Mein Paket ist angekommen. Etwas über eine Woche hat es gedauert. Gestern haben wir noch davon gesprochen und heute ist es schon da. Adrzej fragte mich was drinnen sei. Hauptsächlich Schuhe und Klamotten
für den Sommer, antwortete ich. „No exquisite, sweet little Mozart balls, no Schnaps or the tiny balls with rum inside, no Milka Schokolade and all those beautiful things from Austria.” Tut mir leid, ich hab nur an mich gedacht. Den lächerlichen Versuch in letzter Minute noch eine Packung Manner Schnitten aufzutreiben erwähne ich gar nicht erst. Dass es an einer bayrischen Tankstelle keine Manner Schnitten zu kaufen gibt, hätte ich mir nämlich eigentlich auch denken können.
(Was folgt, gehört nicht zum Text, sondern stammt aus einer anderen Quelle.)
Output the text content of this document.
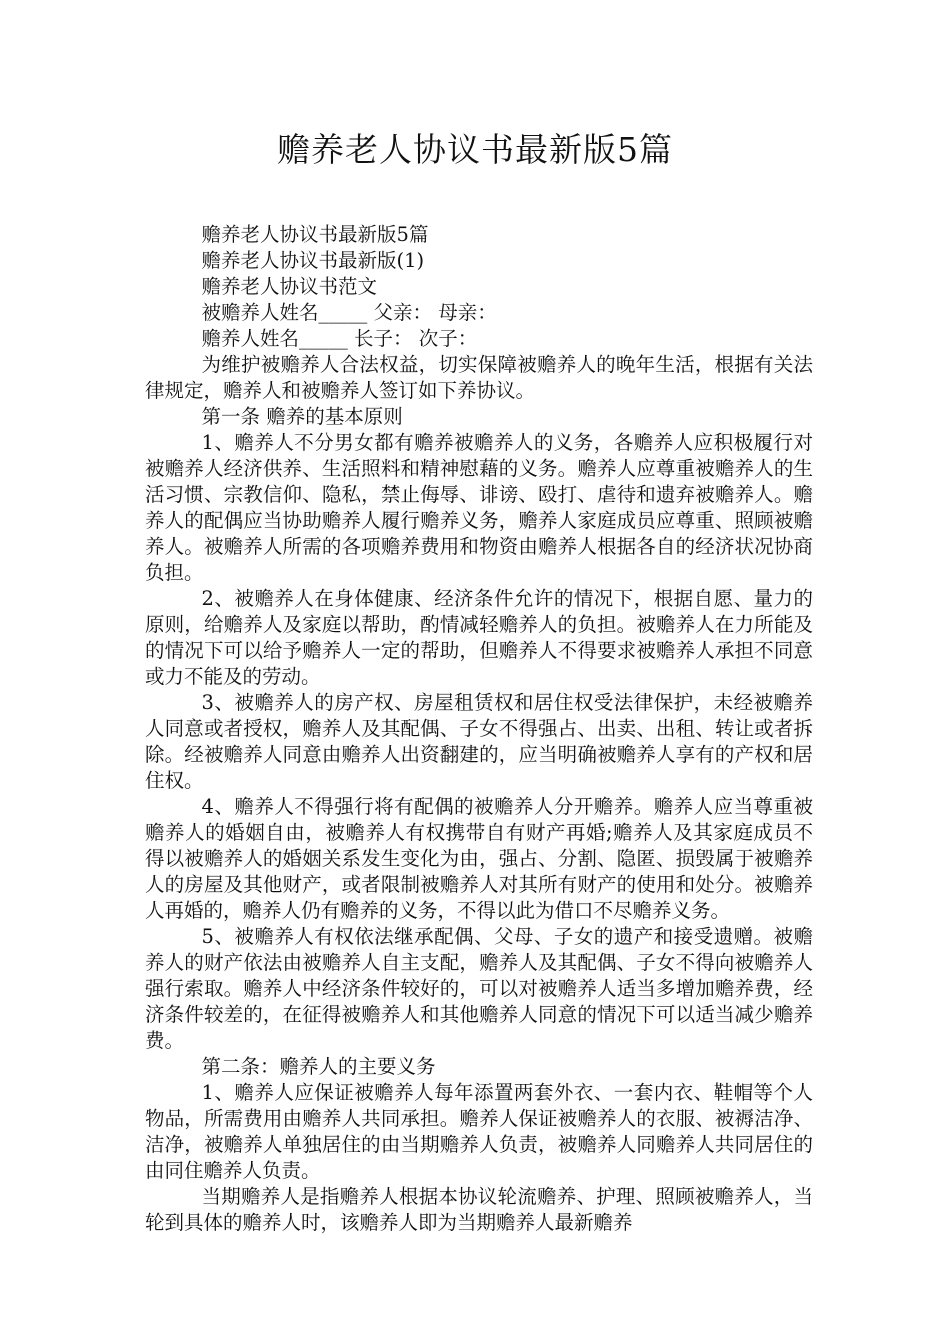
赡养老人协议书最新版5篇

赡养老人协议书最新版5篇

赡养老人协议书最新版(1)

赡养老人协议书范文

被赡养人姓名_____ 父亲： 母亲：

赡养人姓名_____ 长子： 次子：

为维护被赡养人合法权益，切实保障被赡养人的晚年生活，根据有关法律规定，赡养人和被赡养人签订如下养协议。

第一条 赡养的基本原则

1、赡养人不分男女都有赡养被赡养人的义务，各赡养人应积极履行对被赡养人经济供养、生活照料和精神慰藉的义务。赡养人应尊重被赡养人的生活习惯、宗教信仰、隐私，禁止侮辱、诽谤、殴打、虐待和遗弃被赡养人。赡养人的配偶应当协助赡养人履行赡养义务，赡养人家庭成员应尊重、照顾被赡养人。被赡养人所需的各项赡养费用和物资由赡养人根据各自的经济状况协商负担。

2、被赡养人在身体健康、经济条件允许的情况下，根据自愿、量力的原则，给赡养人及家庭以帮助，酌情减轻赡养人的负担。被赡养人在力所能及的情况下可以给予赡养人一定的帮助，但赡养人不得要求被赡养人承担不同意或力不能及的劳动。

3、被赡养人的房产权、房屋租赁权和居住权受法律保护，未经被赡养人同意或者授权，赡养人及其配偶、子女不得强占、出卖、出租、转让或者拆除。经被赡养人同意由赡养人出资翻建的，应当明确被赡养人享有的产权和居住权。

4、赡养人不得强行将有配偶的被赡养人分开赡养。赡养人应当尊重被赡养人的婚姻自由，被赡养人有权携带自有财产再婚;赡养人及其家庭成员不得以被赡养人的婚姻关系发生变化为由，强占、分割、隐匿、损毁属于被赡养人的房屋及其他财产，或者限制被赡养人对其所有财产的使用和处分。被赡养人再婚的，赡养人仍有赡养的义务，不得以此为借口不尽赡养义务。

5、被赡养人有权依法继承配偶、父母、子女的遗产和接受遗赠。被赡养人的财产依法由被赡养人自主支配，赡养人及其配偶、子女不得向被赡养人强行索取。赡养人中经济条件较好的，可以对被赡养人适当多增加赡养费，经济条件较差的，在征得被赡养人和其他赡养人同意的情况下可以适当减少赡养费。

第二条：赡养人的主要义务

1、赡养人应保证被赡养人每年添置两套外衣、一套内衣、鞋帽等个人物品，所需费用由赡养人共同承担。赡养人保证被赡养人的衣服、被褥洁净、洁净，被赡养人单独居住的由当期赡养人负责，被赡养人同赡养人共同居住的由同住赡养人负责。

当期赡养人是指赡养人根据本协议轮流赡养、护理、照顾被赡养人，当轮到具体的赡养人时，该赡养人即为当期赡养人最新赡养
„Can you do Plié?“ fragt uns Radi, den wir vor dem Culture House der Stadt treffen. Yoanas Bruder hat wie sie Ballett und zeitgenössischen Tanz studiert. Nach einer zweistündigen „short and brief introduction“, kommen die Mädchen, welche die Geschwister hier zweimal die Woche unterrichten. Wir sollen uns nicht wundern, wenn sie sich blöd anstellten und kicherten, hat Yoana uns vorgewarnt. Sie seien ausgesprochen scheu, obwohl sie sie schon lange auf uns vorbereite bestimmt verlegen, und manchmal zum Verzweifeln unverständig. Wenn es darum gehe eine Bewegung nicht nur auszuführen sondern ihren Grund zu spüren. Tanzen meint miteinander spielen, ist Kommunikation. Die Teenies sind reizend, wie sie nach der Reihe auf uns zukommen und uns die Hand geben. Sie lachen, weil sie Schritte vergessen haben, sie lachen, weil sie unsicher sind, wenn sie lachen werden sie unkonzentriert. „Radi is not happy“, sagt Yoana, die für uns übersetzt. Ich bin in diesem Alter nicht anders gewesen. Man spielt mit Auffangnetz, hat zwar mehrere Leben, aber geht nie das volle Risiko ein. Aber wenn da tatsächlich Leidenschaft ist und man steht nicht für sie ein,  dann ist es als würde man die Beziehung mit dem Menschen geheim halten, den man liebt und mit dem man zusammen sein will. Irgendwann wird diese Person sich betrogen fühlen, bzw. reicht die Heimlichkeit irgendwann nicht mehr aus um sich zu entfalten. Wenn die Mädchen soweit sind, „When there will be this one beautiful moment“, der auch für die Lehrer entscheidend ist, dann werden sie die Performance zeigen und wir werden mittanzen. Wenn wir bis dahin aufgeholt haben. „Jesus, I am such a poor dancer!“ hat Jakup gestern noch gesagt. Tja, wir haben nichts zu verlieren.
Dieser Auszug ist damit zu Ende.